Risiko utama meliputi:
- keselamatan petugas;
- keselamatan pengguna jalan;
- ketertiban lalu lintas;
- kepatuhan hukum;
- akuntabilitas dana;
- potensi tercampurnya jenis dana;
- risiko reputasi;
- efisiensi fundraising;
- profesionalitas kelembagaan; dan
- keberlanjutan penghimpunan.
Karena itu, solusi terbaik bukan sekadar:
"melarang penggalangan dana di jalan."
Namun yang lebih strategis adalah:
"mengubah budaya fundraising dari street fundraising menjadi institutional fundraising."
BAZNAS perlu mengembangkan ekosistem penghimpunan melalui digital fundraising, QRIS, UPZ, masjid, komunitas, dunia usaha, media, relawan resmi, dan kemitraan kelembagaan.

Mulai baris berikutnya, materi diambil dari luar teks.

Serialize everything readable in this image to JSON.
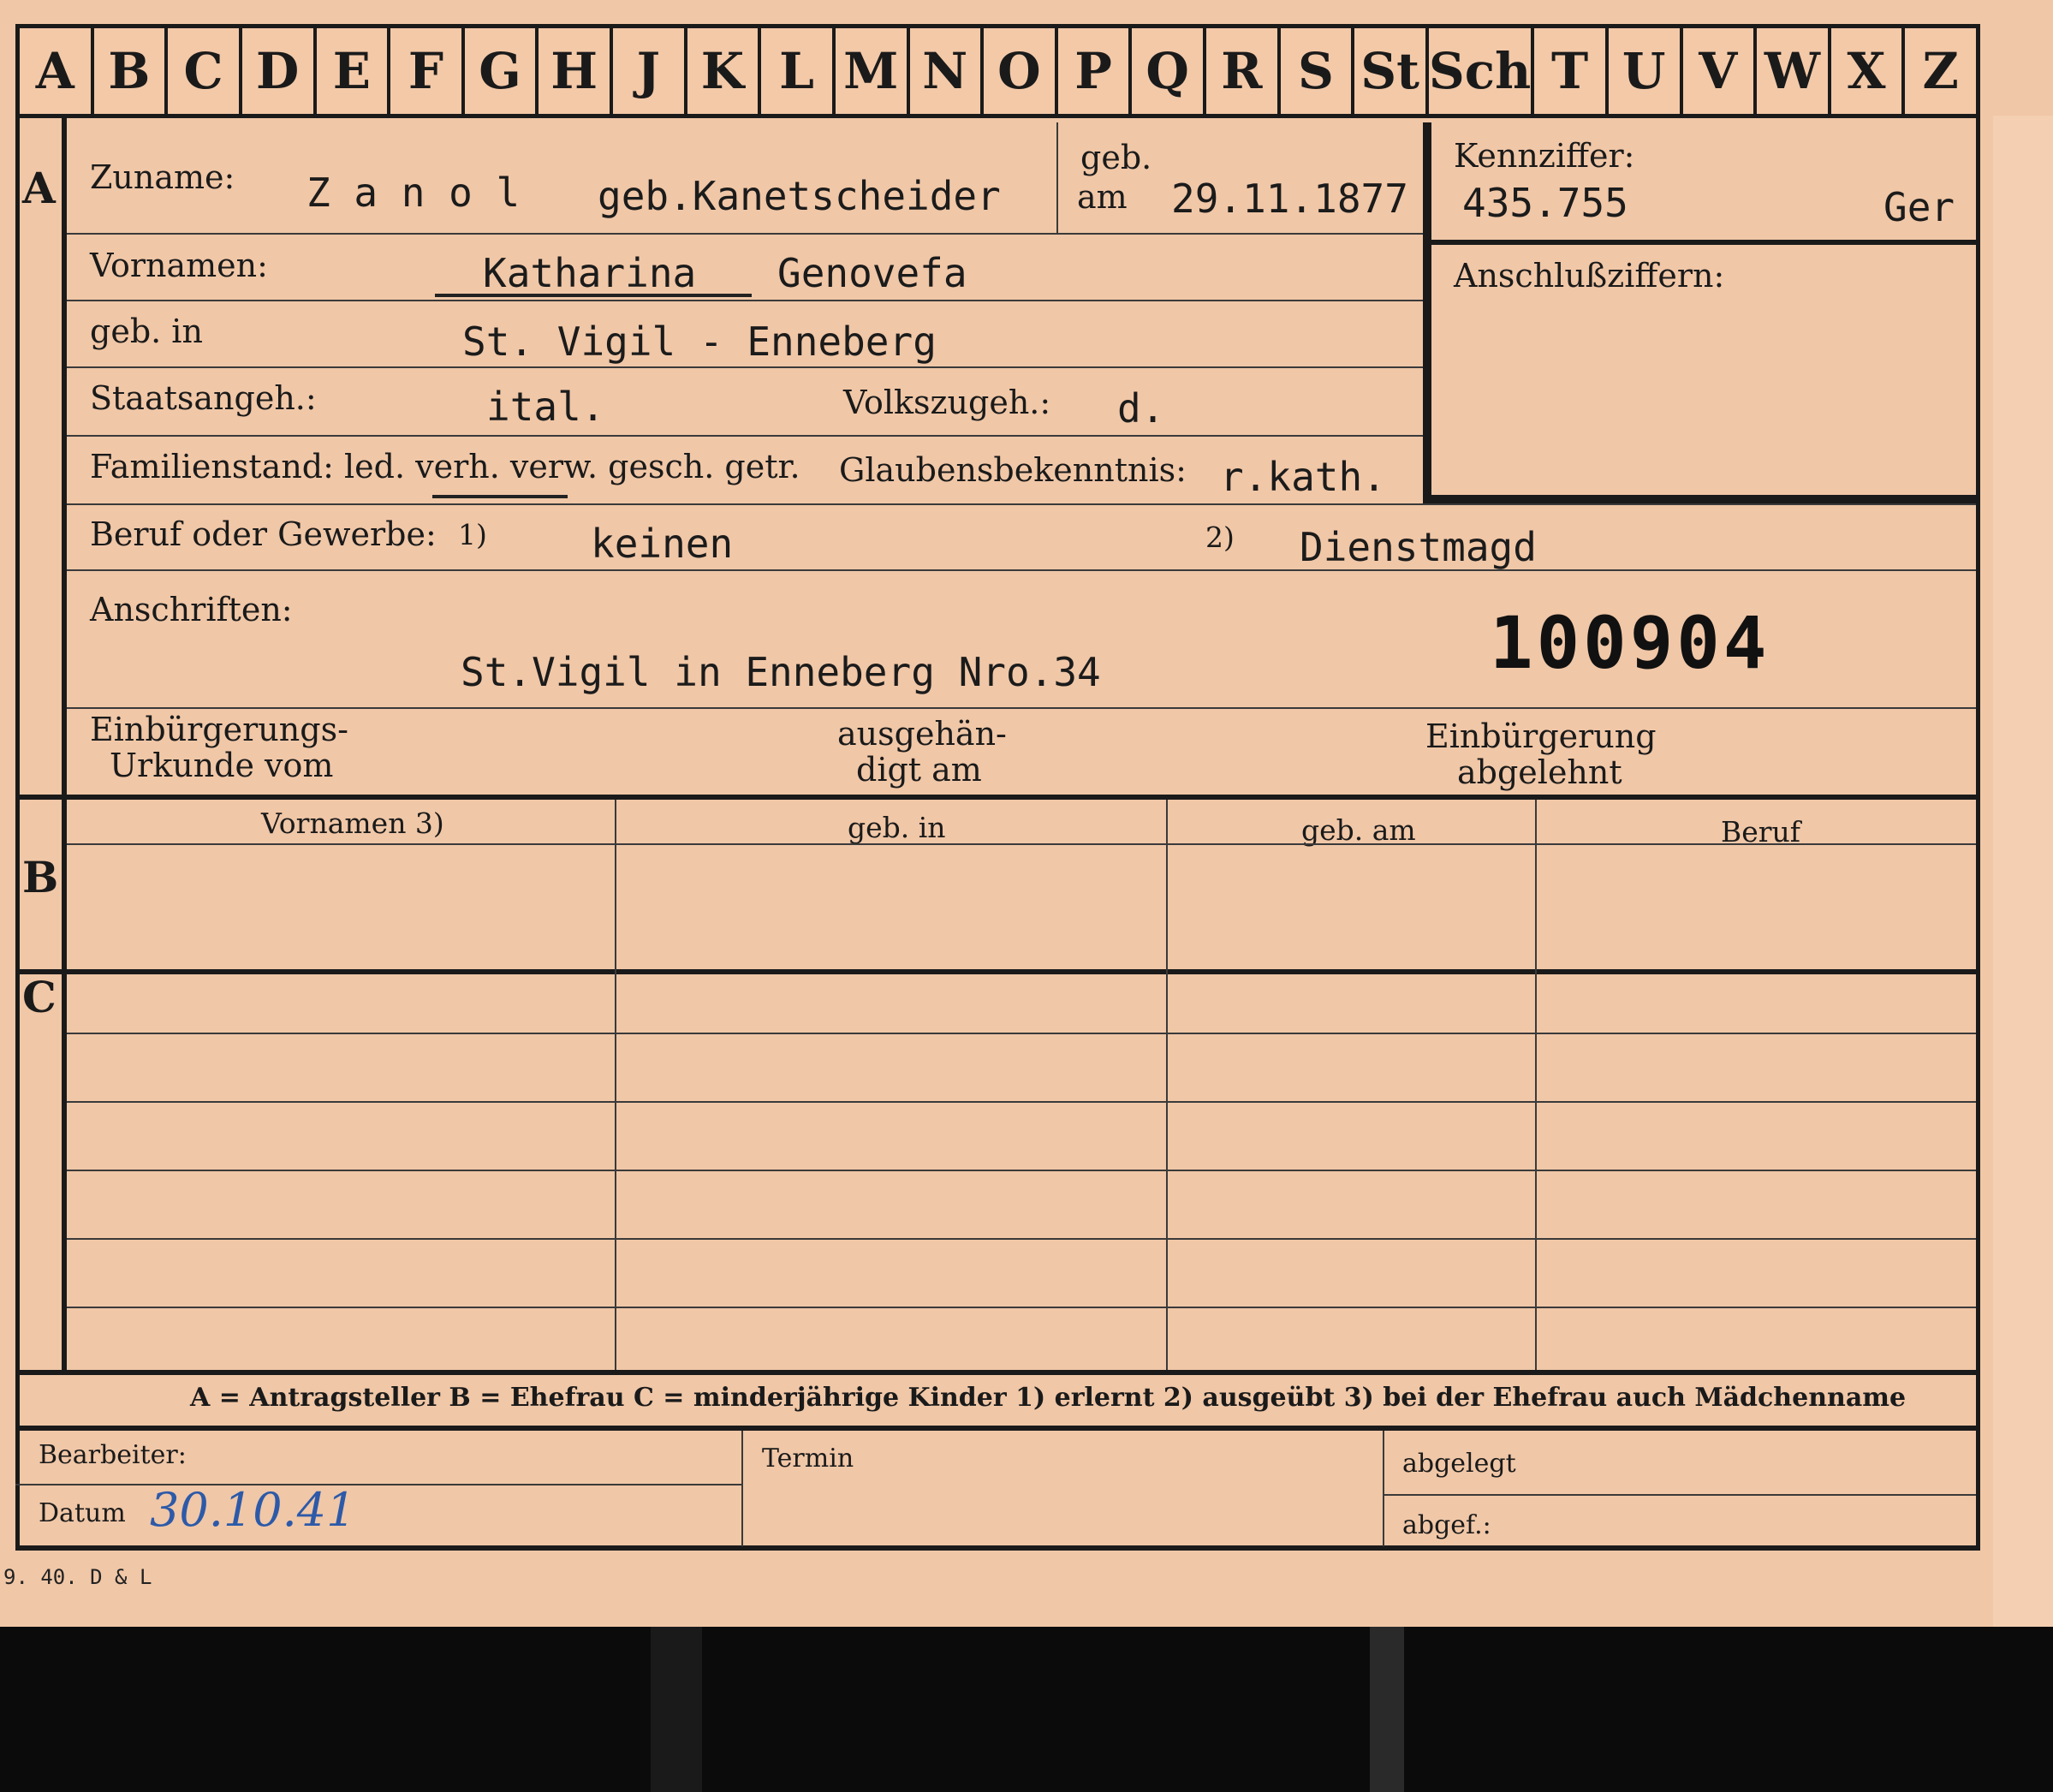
{
  "tabs": [
    "A",
    "B",
    "C",
    "D",
    "E",
    "F",
    "G",
    "H",
    "J",
    "K",
    "L",
    "M",
    "N",
    "O",
    "P",
    "Q",
    "R",
    "S",
    "St",
    "Sch",
    "T",
    "U",
    "V",
    "W",
    "X",
    "Z"
  ],
  "sections": {
    "a": "A",
    "b": "B",
    "c": "C"
  },
  "header": {
    "zuname_label": "Zuname:",
    "zuname_value": "Z a n o l",
    "geb_name": "geb.Kanetscheider",
    "geb_am_label_1": "geb.",
    "geb_am_label_2": "am",
    "geb_am_value": "29.11.1877",
    "kennziffer_label": "Kennziffer:",
    "kennziffer_value": "435.755",
    "kennziffer_suffix": "Ger",
    "anschluss_label": "Anschlußziffern:"
  },
  "fields": {
    "vornamen_label": "Vornamen:",
    "vornamen_value_1": "Katharina",
    "vornamen_value_2": "Genovefa",
    "geb_in_label": "geb. in",
    "geb_in_value": "St. Vigil - Enneberg",
    "staatsangeh_label": "Staatsangeh.:",
    "staatsangeh_value": "ital.",
    "volkszugeh_label": "Volkszugeh.:",
    "volkszugeh_value": "d.",
    "familienstand_label": "Familienstand: led. verh. verw. gesch. getr.",
    "glaubens_label": "Glaubensbekenntnis:",
    "glaubens_value": "r.kath.",
    "beruf_label": "Beruf oder Gewerbe:",
    "beruf_note_1": "1)",
    "beruf_value_1": "keinen",
    "beruf_note_2": "2)",
    "beruf_value_2": "Dienstmagd",
    "anschriften_label": "Anschriften:",
    "anschriften_value": "St.Vigil in Enneberg Nro.34",
    "stamp_number": "100904",
    "einb_urkunde_1": "Einbürgerungs-",
    "einb_urkunde_2": "Urkunde vom",
    "ausgehaendigt_1": "ausgehän-",
    "ausgehaendigt_2": "digt am",
    "einb_abgelehnt_1": "Einbürgerung",
    "einb_abgelehnt_2": "abgelehnt"
  },
  "table": {
    "headers": [
      "Vornamen 3)",
      "geb. in",
      "geb. am",
      "Beruf"
    ]
  },
  "legend": "A = Antragsteller   B = Ehefrau   C = minderjährige Kinder   1) erlernt   2) ausgeübt   3) bei der Ehefrau auch Mädchenname",
  "footer": {
    "bearbeiter_label": "Bearbeiter:",
    "datum_label": "Datum",
    "datum_value": "30.10.41",
    "termin_label": "Termin",
    "abgelegt_label": "abgelegt",
    "abgef_label": "abgef.:",
    "print_code": "9. 40. D & L"
  }
}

Dengan demikian, kepedulian masyarakat tetap hidup, tetapi dikelola dalam sistem yang:
AMAN – LEGAL – SYAR'I – PROFESIONAL – TRANSPARAN – AKUNTABEL – TERUKUR.
Pada akhirnya, ukuran keberhasilan BAZNAS bukan hanya berapa rupiah yang berhasil dikumpulkan, tetapi juga seberapa besar kepercayaan masyarakat yang berhasil dijaga.
CATATAN KAKI
- Al-Qur'an, QS. Al-Baqarah [2]: 195.
- Al-Qur'an, QS. Al-Ma'idah [5]: 2.
- Al-Qur'an, QS. An-Nisa' [4]: 58.
- Republik Indonesia, Undang-Undang Nomor 23 Tahun 2011 tentang Pengelolaan Zakat.
- Republik Indonesia, Peraturan Pemerintah Nomor 14 Tahun 2014 tentang Pelaksanaan Undang-Undang Nomor 23 Tahun 2011 tentang Pengelolaan Zakat.
- Lihat prinsip umum good governance: transparansi, akuntabilitas, responsibilitas, independensi, dan kewajaran.
- Prinsip fundraising management menempatkan kepercayaan, hubungan dengan donatur, efisiensi biaya, dan keberlanjutan sebagai bagian penting dari keberhasilan penghimpunan.
- Dalam pengelolaan dana keagamaan, klasifikasi dana berdasarkan sumber, akad, dan peruntukan merupakan bagian penting dari akuntabilitas dan kepatuhan syariah.
- Keselamatan publik harus menjadi pertimbangan utama dalam setiap aktivitas penghimpunan dana yang menggunakan ruang publik dan melibatkan interaksi langsung dengan pengguna jalan.